Additionally, the dose that the team plans to test in patients with mCRC is equivalent to the amount used in the preclinical studies. Moscat explained that the preclinical studies on pancreatic cancer used much higher doses of the drug, which weren’t feasible for the human PDAC trial. “… it is important to emphasize that the dose of PEGPH20 utilized in the PDAC clinical trials was approximately 400-fold lower than the one used in PDAC preclinical models, indicating that to achieve clinical response in PDAC patients much higher hyaluronidase doses would be required, which will be unfeasible because of toxicity,” the team continued. “In marked contrast, we show here that mCRC is fully sensitive to the clinical doses of PEGPH20 (0.0375 mg/kg), which strongly suggests that perhaps PDAC was not the right type of neoplasia to be treated with PEGPH20, whereas a better response would be obtained in patients with mCRC.”

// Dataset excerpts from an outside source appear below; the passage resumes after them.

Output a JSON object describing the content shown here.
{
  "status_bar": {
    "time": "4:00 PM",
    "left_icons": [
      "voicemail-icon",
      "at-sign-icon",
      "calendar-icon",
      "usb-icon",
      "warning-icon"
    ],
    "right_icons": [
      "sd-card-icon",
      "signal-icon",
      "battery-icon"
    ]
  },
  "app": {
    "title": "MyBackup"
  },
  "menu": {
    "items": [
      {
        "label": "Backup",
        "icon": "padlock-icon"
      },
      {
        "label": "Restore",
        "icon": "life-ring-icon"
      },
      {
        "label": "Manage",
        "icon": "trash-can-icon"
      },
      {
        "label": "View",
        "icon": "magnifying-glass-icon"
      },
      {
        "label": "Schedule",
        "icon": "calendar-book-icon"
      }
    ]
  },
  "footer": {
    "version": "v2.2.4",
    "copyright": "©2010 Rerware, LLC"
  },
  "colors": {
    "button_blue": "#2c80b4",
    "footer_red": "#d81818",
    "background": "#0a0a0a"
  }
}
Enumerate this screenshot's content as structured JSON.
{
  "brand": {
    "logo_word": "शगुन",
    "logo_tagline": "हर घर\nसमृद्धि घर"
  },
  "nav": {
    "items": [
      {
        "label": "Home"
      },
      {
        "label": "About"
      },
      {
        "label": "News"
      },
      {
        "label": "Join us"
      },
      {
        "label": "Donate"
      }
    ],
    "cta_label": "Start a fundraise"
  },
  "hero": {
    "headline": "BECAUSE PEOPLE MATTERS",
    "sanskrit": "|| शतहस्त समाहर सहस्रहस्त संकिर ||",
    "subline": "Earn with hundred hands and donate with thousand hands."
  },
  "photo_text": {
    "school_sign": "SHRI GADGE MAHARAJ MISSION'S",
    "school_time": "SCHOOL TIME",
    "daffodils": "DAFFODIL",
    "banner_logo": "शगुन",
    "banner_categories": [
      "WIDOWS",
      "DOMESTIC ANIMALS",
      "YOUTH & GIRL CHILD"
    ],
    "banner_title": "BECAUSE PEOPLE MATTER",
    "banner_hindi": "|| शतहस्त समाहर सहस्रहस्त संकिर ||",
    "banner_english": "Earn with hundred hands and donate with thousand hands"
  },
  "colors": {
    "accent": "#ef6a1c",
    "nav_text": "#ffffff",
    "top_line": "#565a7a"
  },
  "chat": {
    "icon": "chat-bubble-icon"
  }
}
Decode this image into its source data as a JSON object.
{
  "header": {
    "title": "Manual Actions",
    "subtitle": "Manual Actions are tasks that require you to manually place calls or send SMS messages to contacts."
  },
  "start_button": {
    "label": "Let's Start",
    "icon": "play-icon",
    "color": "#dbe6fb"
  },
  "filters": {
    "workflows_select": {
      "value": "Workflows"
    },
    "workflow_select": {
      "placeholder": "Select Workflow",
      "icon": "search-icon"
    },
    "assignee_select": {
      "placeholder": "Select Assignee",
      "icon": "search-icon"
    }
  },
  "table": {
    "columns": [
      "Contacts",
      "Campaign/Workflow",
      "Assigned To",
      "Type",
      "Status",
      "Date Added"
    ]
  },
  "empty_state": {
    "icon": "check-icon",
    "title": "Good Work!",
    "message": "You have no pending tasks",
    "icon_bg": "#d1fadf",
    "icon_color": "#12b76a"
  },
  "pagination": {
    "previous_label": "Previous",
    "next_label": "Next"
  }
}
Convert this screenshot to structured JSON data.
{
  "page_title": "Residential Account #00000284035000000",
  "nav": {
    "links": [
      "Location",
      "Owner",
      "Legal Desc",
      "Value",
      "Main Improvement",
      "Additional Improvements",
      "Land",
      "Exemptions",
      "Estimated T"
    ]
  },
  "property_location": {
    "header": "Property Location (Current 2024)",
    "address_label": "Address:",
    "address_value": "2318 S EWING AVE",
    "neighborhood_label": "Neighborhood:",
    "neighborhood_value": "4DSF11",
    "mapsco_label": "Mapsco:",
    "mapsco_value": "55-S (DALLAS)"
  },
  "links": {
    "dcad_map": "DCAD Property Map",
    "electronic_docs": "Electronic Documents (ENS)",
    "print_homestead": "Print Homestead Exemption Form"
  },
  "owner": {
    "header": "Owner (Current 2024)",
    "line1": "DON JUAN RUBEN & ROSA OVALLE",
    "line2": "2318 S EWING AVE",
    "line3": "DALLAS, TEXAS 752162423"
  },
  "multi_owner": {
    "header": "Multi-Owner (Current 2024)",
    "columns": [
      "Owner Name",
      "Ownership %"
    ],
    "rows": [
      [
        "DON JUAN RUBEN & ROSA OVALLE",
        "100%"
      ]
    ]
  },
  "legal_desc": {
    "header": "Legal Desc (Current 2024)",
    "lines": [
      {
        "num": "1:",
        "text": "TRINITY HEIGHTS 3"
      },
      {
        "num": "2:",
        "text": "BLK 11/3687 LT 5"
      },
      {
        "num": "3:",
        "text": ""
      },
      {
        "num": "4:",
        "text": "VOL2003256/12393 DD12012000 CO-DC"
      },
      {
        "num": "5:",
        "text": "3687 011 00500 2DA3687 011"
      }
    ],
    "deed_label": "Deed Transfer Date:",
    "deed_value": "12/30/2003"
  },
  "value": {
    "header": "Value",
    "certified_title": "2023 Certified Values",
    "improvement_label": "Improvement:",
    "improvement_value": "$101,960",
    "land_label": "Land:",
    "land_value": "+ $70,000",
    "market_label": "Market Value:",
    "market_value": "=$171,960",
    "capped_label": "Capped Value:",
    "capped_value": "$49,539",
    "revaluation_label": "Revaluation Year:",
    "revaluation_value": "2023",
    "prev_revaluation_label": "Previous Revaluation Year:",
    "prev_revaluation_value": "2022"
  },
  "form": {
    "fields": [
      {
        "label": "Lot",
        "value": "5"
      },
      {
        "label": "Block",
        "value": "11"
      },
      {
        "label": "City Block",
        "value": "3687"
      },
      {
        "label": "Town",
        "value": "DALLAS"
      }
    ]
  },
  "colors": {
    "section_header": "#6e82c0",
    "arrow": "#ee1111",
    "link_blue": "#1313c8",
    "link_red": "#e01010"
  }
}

The investigators are in parallel looking for ways to prevent mCRC from occurring or spreading. They hope to learn how the guardian enzymes are lost prior to the onset of cancer, and if they can find treatments that block the production of hyaluronan to prevent cancer or its spread. Such treatments may be particularly beneficial for patients at high risk of colorectal cancer, such as those with ulcerative colitis or inflammatory bowel disease. “If you can block the process by removing hyaluronan, you can prevent tumor formation or its spread to the liver, making it easier to treat,” Moscat suggested.